Rachel Brownstein on Jane Austen; The New York Time on Rachel Brownstein's "Why Jane Austen?"
“Contrary to the main current of popular opinion today, Jane Austen’s novels are not first of all and most importantly about pretty girls in long dresses waiting for love and marriage.”
Yesterday’s New York Times Book Review included a review of Rachel M. Brownstein’s Why Jane Austen?. The review praises Brownstein for her “excellent…overview of Austen’s ascent of the Olympian literary slope” and calls her “a superb critic, seen at her best when illuminating Austen’s mastery of significant detail.”
In the book, Rachel M. Brownstein considers constructions of Jane Austen as a heroine, moralist, satirist, romantic, woman, and author and the changing notions of these categories. She finds echoes of Austen’s insights and techniques in contemporary Jane-o-mania, the commercially driven, erotically charged popular vogue that aims paradoxically to preserve and liberate, to correct and collaborate with old Jane.
Here is an excerpt from the book:
Contrary to the main current of popular opinion today, Jane Austen’s novels are not first of all and most importantly about pretty girls in long dresses waiting for love and marriage; and they are not most importantly English and Heritage, small and decorous and mannerly and pleasant. Read with any degree of attention, they do not work well as escape reading: there are too many hardheaded observations and hard, recalcitrant details in them. Only the powerful force of the courtship plot makes it at all possible to see the morose, depressed, self-involved, and boring Edward Ferrars as an acceptable husband; no more need be said about Edmund Bertram. Real evils are represented in all the novels—not only the unpleasantness of boredom, homelessness, and the governess trade and what Sense and Sensibility casually calls “the strange unsuitableness which often existed between husband and wife,” but also ruined lives, dangerous illnesses, urban riots, the slave trade, and foreign wars. Winston Churchill said he read Pride and Prejudice for respite while suffering from a fever and directing World War II, but even the “calm lives” of the characters in that brilliant comic novel are shadowed by envy, spite, foolishness, fraud, and, yes, at a distance, war.

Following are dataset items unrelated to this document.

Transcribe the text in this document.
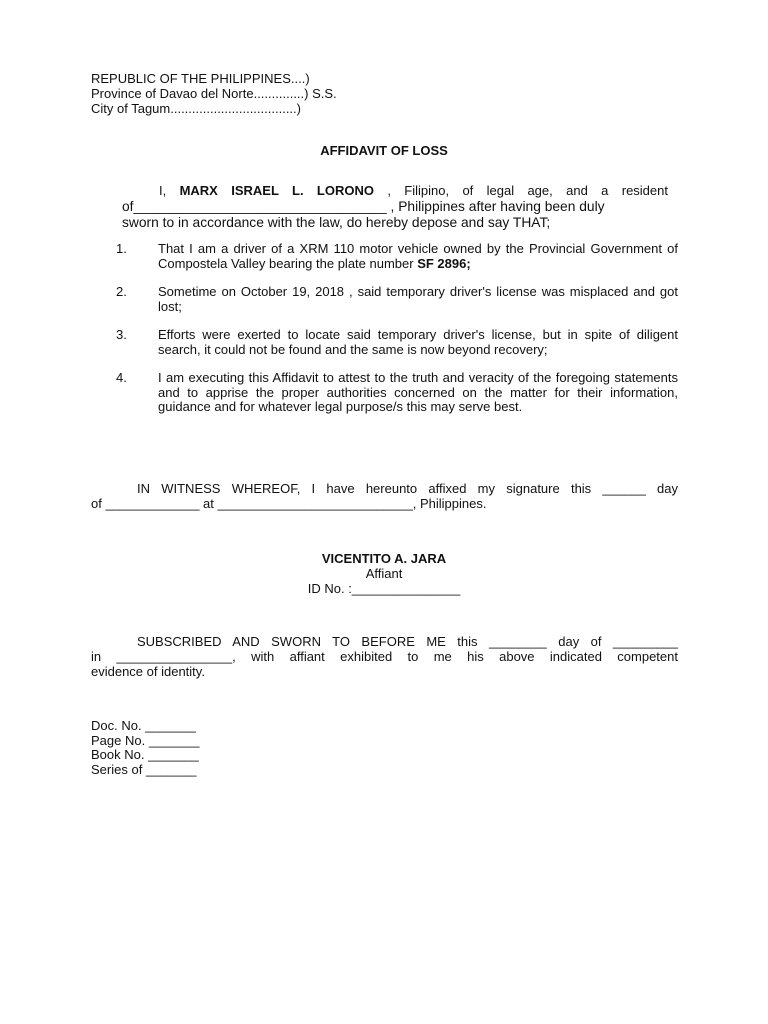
REPUBLIC OF THE PHILIPPINES....)
Province of Davao del Norte..............) S.S.
City of Tagum...................................)
AFFIDAVIT OF LOSS
I, MARX ISRAEL L. LORONO , Filipino, of legal age, and a resident
of_________________________________ , Philippines after having been duly
sworn to in accordance with the law, do hereby depose and say THAT;
1.	That I am a driver of a XRM 110 motor vehicle owned by the Provincial Government of Compostela Valley bearing the plate number SF 2896;
2.	Sometime on October 19, 2018 , said temporary driver's license was misplaced and got lost;
3.	Efforts were exerted to locate said temporary driver's license, but in spite of diligent search, it could not be found and the same is now beyond recovery;
4.	I am executing this Affidavit to attest to the truth and veracity of the foregoing statements and to apprise the proper authorities concerned on the matter for their information, guidance and for whatever legal purpose/s this may serve best.
IN WITNESS WHEREOF, I have hereunto affixed my signature this ______ day
of _____________ at ___________________________, Philippines.
VICENTITO A. JARA
Affiant
ID No. :_______________
SUBSCRIBED AND SWORN TO BEFORE ME this ________ day of _________
in ________________, with affiant exhibited to me his above indicated competent
evidence of identity.
Doc. No. _______
Page No. _______
Book No. _______
Series of _______
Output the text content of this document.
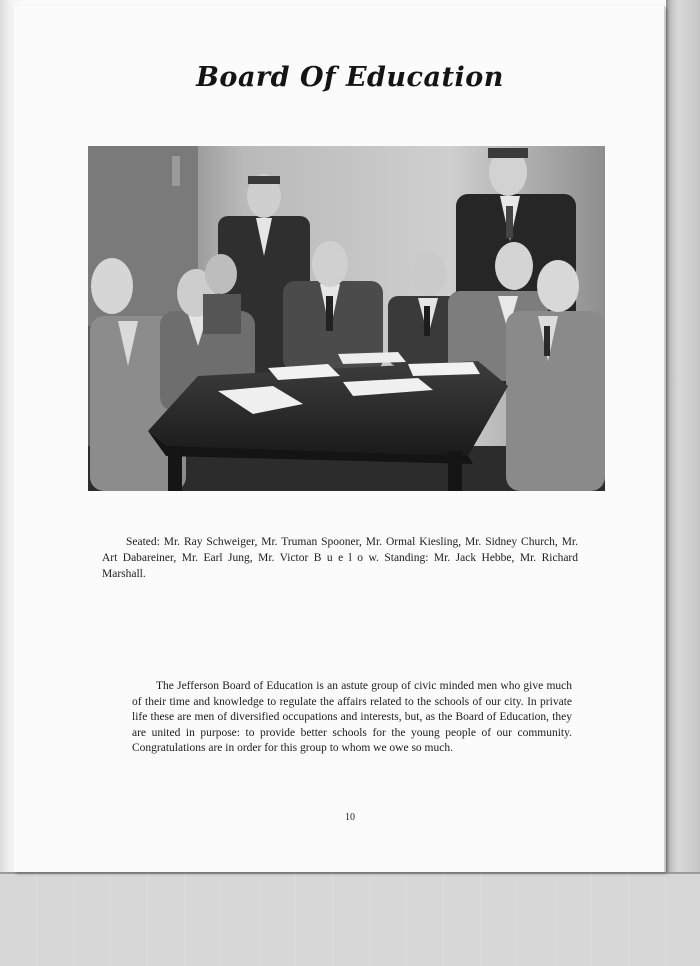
Board Of Education
Seated: Mr. Ray Schweiger, Mr. Truman Spooner, Mr. Ormal Kiesling, Mr. Sidney Church, Mr. Art Dabareiner, Mr. Earl Jung, Mr. Victor B u e l o w. Standing: Mr. Jack Hebbe, Mr. Richard Marshall.
The Jefferson Board of Education is an astute group of civic minded men who give much of their time and knowledge to regulate the affairs related to the schools of our city. In private life these are men of diversified occupations and interests, but, as the Board of Education, they are united in purpose: to provide better schools for the young people of our community. Congratulations are in order for this group to whom we owe so much.
10
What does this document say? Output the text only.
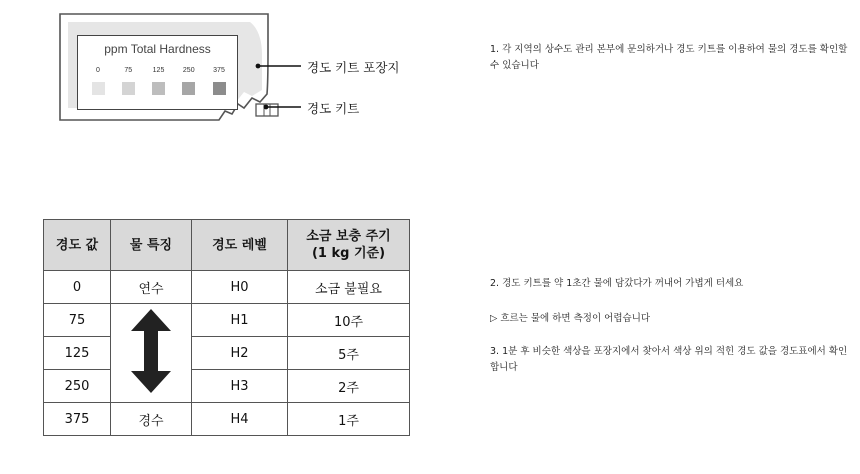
ppm Total Hardness
0	75	125	250	375	경도 키트 포장지
경도 키트
경도 값	물 특징	경도 레벨	소금 보충 주기
(1 kg 기준)
0	연수	H0	소금 불필요
75		H1	10주
125		H2	5주
250		H3	2주
375	경수	H4	1주
1. 각 지역의 상수도 관리 본부에 문의하거나 경도 키트를 이용하여 물의 경도를 확인할 수 있습니다
2. 경도 키트를 약 1초간 물에 담갔다가 꺼내어 가볍게 터세요
▷ 흐르는 물에 하면 측정이 어렵습니다
3. 1분 후 비슷한 색상을 포장지에서 찾아서 색상 위의 적힌 경도 값을 경도표에서 확인합니다
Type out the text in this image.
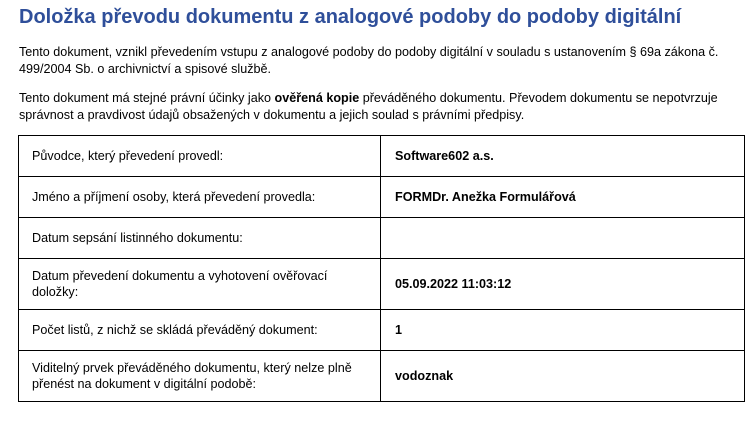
Doložka převodu dokumentu z analogové podoby do podoby digitální

Tento dokument, vznikl převedením vstupu z analogové podoby do podoby digitální v souladu s ustanovením § 69a zákona č. 499/2004 Sb. o archivnictví a spisové službě.

Tento dokument má stejné právní účinky jako ověřená kopie převáděného dokumentu. Převodem dokumentu se nepotvrzuje správnost a pravdivost údajů obsažených v dokumentu a jejich soulad s právními předpisy.

Původce, který převedení provedl:	Software602 a.s.
Jméno a příjmení osoby, která převedení provedla:	FORMDr. Anežka Formulářová
Datum sepsání listinného dokumentu:	
Datum převedení dokumentu a vyhotovení ověřovací doložky:	05.09.2022 11:03:12
Počet listů, z nichž se skládá převáděný dokument:	1
Viditelný prvek převáděného dokumentu, který nelze plně přenést na dokument v digitální podobě:	vodoznak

Obsessed with sentimental nostalgia and the self-congratulatory pleasures of repetition, real profits, and ideal lovers and breasts, twenty-first-century Jane-o-mania has come a long way from the novels, and for the most part has even lost them. But even in its silliness the fascination with the novelist retains I think a tiny kernel of the old Janeite knowledge that Austen-land is a place where translating human worth and human relationships into cash is criticized, and the truth gets told and trusted, and good people look for real civility and love, a rootedness, relatedness, and belonging that is more enviable than wealth and manners. Jane-o-mania, in its wrongheadedness and banality, reveals our own inadequacies: stupidity and ignorance, arrogance and greed, the qualities Jane Austen mocked. But Kipling, in his post–World War I story “The Janeites” (1924), got Jane Austen right. So did Nicolas Freeling (following him) in his “Eurocrime” novel The Janeites (2002), a tale about a promiscuous Jesuit oncologist who gallantly stays true to what matters in a grim world where violent crime complicates international power politics. The reader takes pleasure in belonging to the in-group of Jane Austen’s admirers and intimates, that doughty, gallant band of brothers (in the later novel, one of them is a woman) who will stick to their guns (such as they are) in defiance of the dark. Her best readers have felt the message on their pulses, that engagement in her comedies of love is an invigorating alternative and corrective to everyday war, tedious illness, numbed minds, and terminally boring death.